There is a certain amount of bias in being
designed/architected/engineered/constructed by humans - the artifact is 'in
our image', as it were.

Are you talking about feeding a machine learning system data/information to be
turned into information/knowledge by the system that is created by humans?
That has our fingers all in it as well.

Cognitive bias? Well, are we talking about what is an 'acceptable' result to a
human, or the underlying process? Take Google's machine vision system that
sees the world as dogs - the cognition certainly is different, and the results
of value to humans for an illustration/visualization of the different approach
as well as a certain aesthetic I suppose. The bias is in the entire point of
the question and the specialization of the system to provide an answer.
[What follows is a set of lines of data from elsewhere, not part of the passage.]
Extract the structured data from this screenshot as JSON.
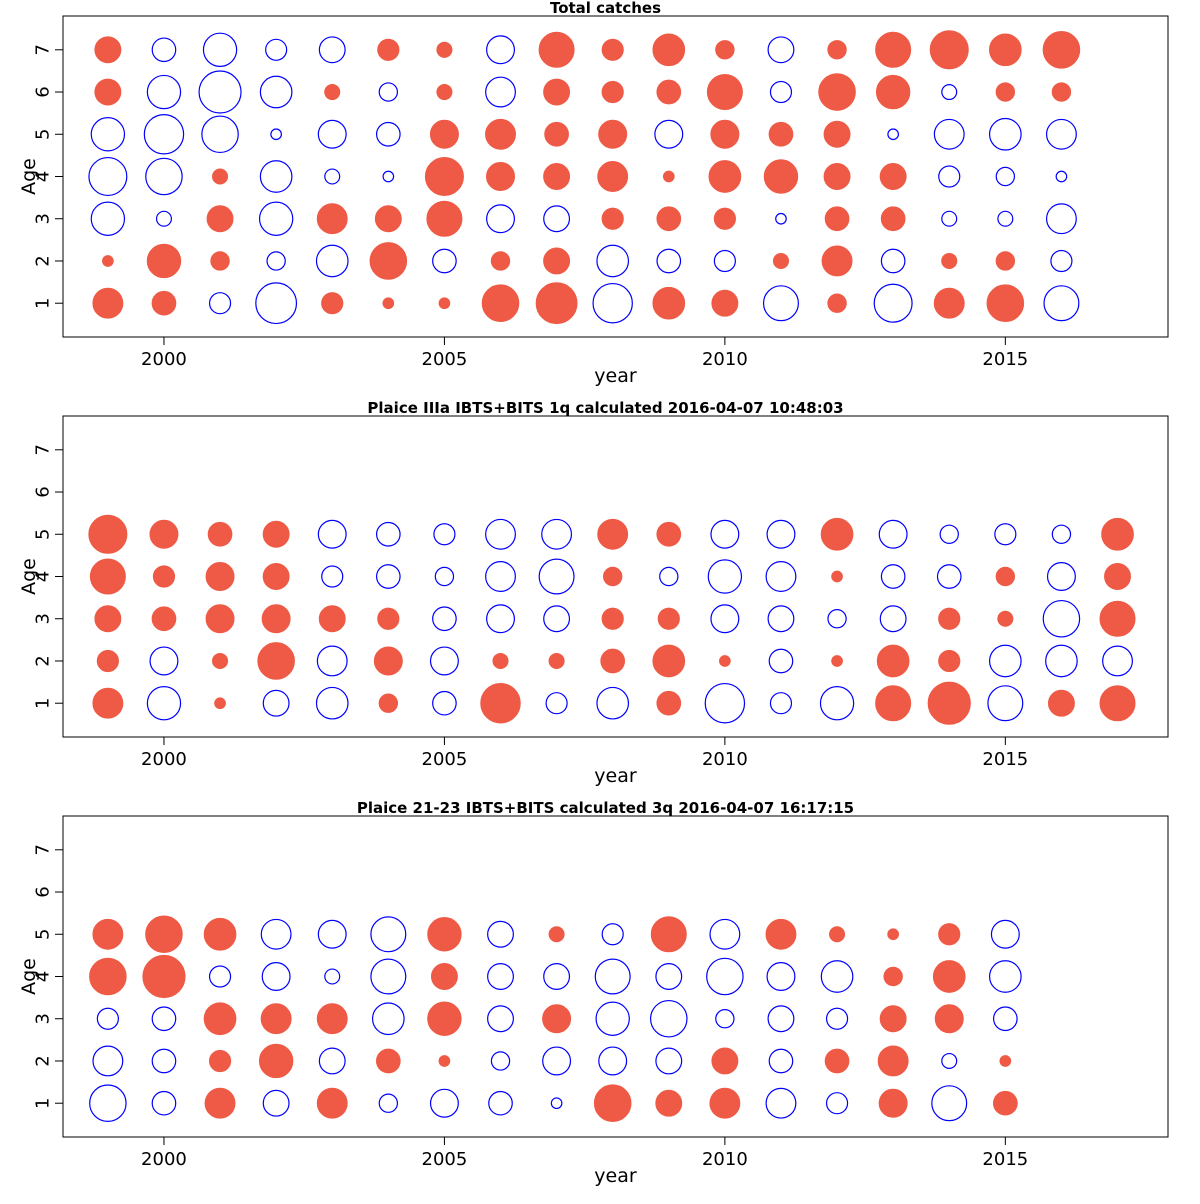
{
  "colors": {
    "positive": "#EE5A45",
    "negative": "#0000FF",
    "axis": "#000000"
  },
  "chart_data": [
    {
      "type": "scatter",
      "title": "Total catches",
      "xlabel": "year",
      "ylabel": "Age",
      "xlim": [
        1998.2,
        2017.9
      ],
      "ylim": [
        0.2,
        7.8
      ],
      "xticks": [
        2000,
        2005,
        2010,
        2015
      ],
      "yticks": [
        1,
        2,
        3,
        4,
        5,
        6,
        7
      ],
      "encoding": "circle area ~ |residual|; filled red = positive, open blue = negative",
      "years": [
        1999,
        2000,
        2001,
        2002,
        2003,
        2004,
        2005,
        2006,
        2007,
        2008,
        2009,
        2010,
        2011,
        2012,
        2013,
        2014,
        2015,
        2016
      ],
      "ages": [
        1,
        2,
        3,
        4,
        5,
        6,
        7
      ],
      "residuals": [
        [
          0.8,
          0.5,
          -0.4,
          -1.5,
          0.4,
          0.1,
          0.1,
          1.2,
          1.5,
          -1.4,
          0.9,
          0.6,
          -1.1,
          0.3,
          -1.3,
          0.8,
          1.2,
          -1.1
        ],
        [
          0.1,
          1.0,
          0.3,
          -0.3,
          -0.9,
          1.2,
          -0.5,
          0.3,
          0.6,
          -0.9,
          -0.5,
          -0.4,
          0.2,
          0.8,
          -0.5,
          0.2,
          0.3,
          -0.4
        ],
        [
          -1.0,
          -0.2,
          0.6,
          -1.0,
          0.8,
          0.6,
          1.1,
          -0.7,
          -0.6,
          0.4,
          0.5,
          0.4,
          -0.1,
          0.5,
          0.5,
          -0.2,
          -0.2,
          -0.8
        ],
        [
          -1.3,
          -1.2,
          0.2,
          -0.9,
          -0.2,
          -0.1,
          1.3,
          0.7,
          0.6,
          0.8,
          0.1,
          0.9,
          1.0,
          0.6,
          0.6,
          -0.4,
          -0.3,
          -0.1
        ],
        [
          -1.0,
          -1.4,
          -1.2,
          -0.1,
          -0.7,
          -0.5,
          0.7,
          0.8,
          0.5,
          0.7,
          -0.7,
          0.7,
          0.5,
          0.6,
          -0.1,
          -0.8,
          -0.9,
          -0.8
        ],
        [
          0.6,
          -1.0,
          -1.6,
          -0.9,
          0.2,
          -0.3,
          0.2,
          -0.8,
          0.6,
          0.4,
          0.5,
          1.1,
          -0.4,
          1.2,
          1.0,
          -0.2,
          0.3,
          0.3
        ],
        [
          0.6,
          -0.5,
          -1.0,
          -0.4,
          -0.6,
          0.4,
          0.2,
          -0.7,
          1.1,
          0.4,
          0.9,
          0.3,
          -0.6,
          0.3,
          1.1,
          1.3,
          0.9,
          1.2
        ]
      ]
    },
    {
      "type": "scatter",
      "title": "Plaice IIIa IBTS+BITS 1q calculated 2016-04-07 10:48:03",
      "xlabel": "year",
      "ylabel": "Age",
      "xlim": [
        1998.2,
        2017.9
      ],
      "ylim": [
        0.2,
        7.8
      ],
      "xticks": [
        2000,
        2005,
        2010,
        2015
      ],
      "yticks": [
        1,
        2,
        3,
        4,
        5,
        6,
        7
      ],
      "encoding": "circle area ~ |residual|; filled red = positive, open blue = negative",
      "years": [
        1999,
        2000,
        2001,
        2002,
        2003,
        2004,
        2005,
        2006,
        2007,
        2008,
        2009,
        2010,
        2011,
        2012,
        2013,
        2014,
        2015,
        2016,
        2017
      ],
      "ages": [
        1,
        2,
        3,
        4,
        5
      ],
      "residuals": [
        [
          0.8,
          -1.0,
          0.1,
          -0.6,
          -0.9,
          0.3,
          -0.5,
          1.4,
          -0.4,
          -0.9,
          0.5,
          -1.4,
          -0.4,
          -1.0,
          1.1,
          1.6,
          -1.1,
          0.6,
          1.1
        ],
        [
          0.4,
          -0.7,
          0.2,
          1.2,
          -0.8,
          0.7,
          -0.7,
          0.2,
          0.2,
          0.5,
          0.9,
          0.1,
          -0.5,
          0.1,
          0.9,
          0.4,
          -0.9,
          -0.9,
          -0.8
        ],
        [
          0.6,
          0.5,
          0.7,
          0.7,
          0.6,
          0.4,
          -0.5,
          -0.7,
          -0.6,
          0.4,
          0.4,
          -0.7,
          -0.6,
          -0.3,
          -0.6,
          0.4,
          0.2,
          -1.2,
          1.1
        ],
        [
          1.1,
          0.4,
          0.7,
          0.6,
          -0.4,
          -0.5,
          -0.3,
          -0.8,
          -1.1,
          0.3,
          -0.3,
          -1.0,
          -0.8,
          0.1,
          -0.5,
          -0.5,
          0.3,
          -0.7,
          0.6
        ],
        [
          1.3,
          0.7,
          0.5,
          0.6,
          -0.7,
          -0.5,
          -0.4,
          -0.8,
          -0.8,
          0.8,
          0.5,
          -0.7,
          -0.7,
          0.9,
          -0.7,
          -0.3,
          -0.4,
          -0.3,
          0.9
        ]
      ]
    },
    {
      "type": "scatter",
      "title": "Plaice 21-23 IBTS+BITS calculated 3q 2016-04-07 16:17:15",
      "xlabel": "year",
      "ylabel": "Age",
      "xlim": [
        1998.2,
        2017.9
      ],
      "ylim": [
        0.2,
        7.8
      ],
      "xticks": [
        2000,
        2005,
        2010,
        2015
      ],
      "yticks": [
        1,
        2,
        3,
        4,
        5,
        6,
        7
      ],
      "encoding": "circle area ~ |residual|; filled red = positive, open blue = negative",
      "years": [
        1999,
        2000,
        2001,
        2002,
        2003,
        2004,
        2005,
        2006,
        2007,
        2008,
        2009,
        2010,
        2011,
        2012,
        2013,
        2014,
        2015
      ],
      "ages": [
        1,
        2,
        3,
        4,
        5
      ],
      "residuals": [
        [
          -1.2,
          -0.5,
          0.8,
          -0.6,
          0.8,
          -0.3,
          -0.7,
          -0.5,
          -0.1,
          1.2,
          0.6,
          0.8,
          -0.8,
          -0.4,
          0.7,
          -1.1,
          0.5
        ],
        [
          -0.8,
          -0.5,
          0.4,
          1.0,
          -0.6,
          0.5,
          0.1,
          -0.3,
          -0.7,
          -0.7,
          -0.6,
          0.6,
          -0.5,
          0.5,
          0.8,
          -0.2,
          0.1
        ],
        [
          -0.4,
          -0.5,
          0.9,
          0.8,
          0.8,
          -0.9,
          1.0,
          -0.6,
          0.7,
          -1.0,
          -1.2,
          -0.3,
          -0.6,
          -0.4,
          0.6,
          0.7,
          -0.5
        ],
        [
          1.2,
          1.6,
          -0.4,
          -0.7,
          -0.2,
          -1.1,
          0.6,
          -0.6,
          -0.6,
          -1.1,
          -0.6,
          -1.2,
          -0.7,
          -0.9,
          0.3,
          0.9,
          -0.9
        ],
        [
          0.8,
          1.2,
          0.9,
          -0.8,
          -0.7,
          -1.1,
          1.0,
          -0.6,
          0.2,
          -0.4,
          1.1,
          -0.8,
          0.8,
          0.2,
          0.1,
          0.4,
          -0.7
        ]
      ]
    }
  ]
}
But as
to the details of the analysis and results? I don't think that has bias in the
sense you may be thinking of.

Can you be more specific about what is meant by bias?

------
dlwdlw
I'd argue that human bias is actually a source of truth. "higher" levels of
truth are often codified in a way very similar to logical constructs. Human
knowledge is biased but is flexible and adaptable. Codified law is fairer and
has less bias but can only deal with exact situations.

I wonder if black box AI internally has an isomorphism to what is basically a
gigantic codification of logic and the training process just discovers then or
if it's fundamentally something very different.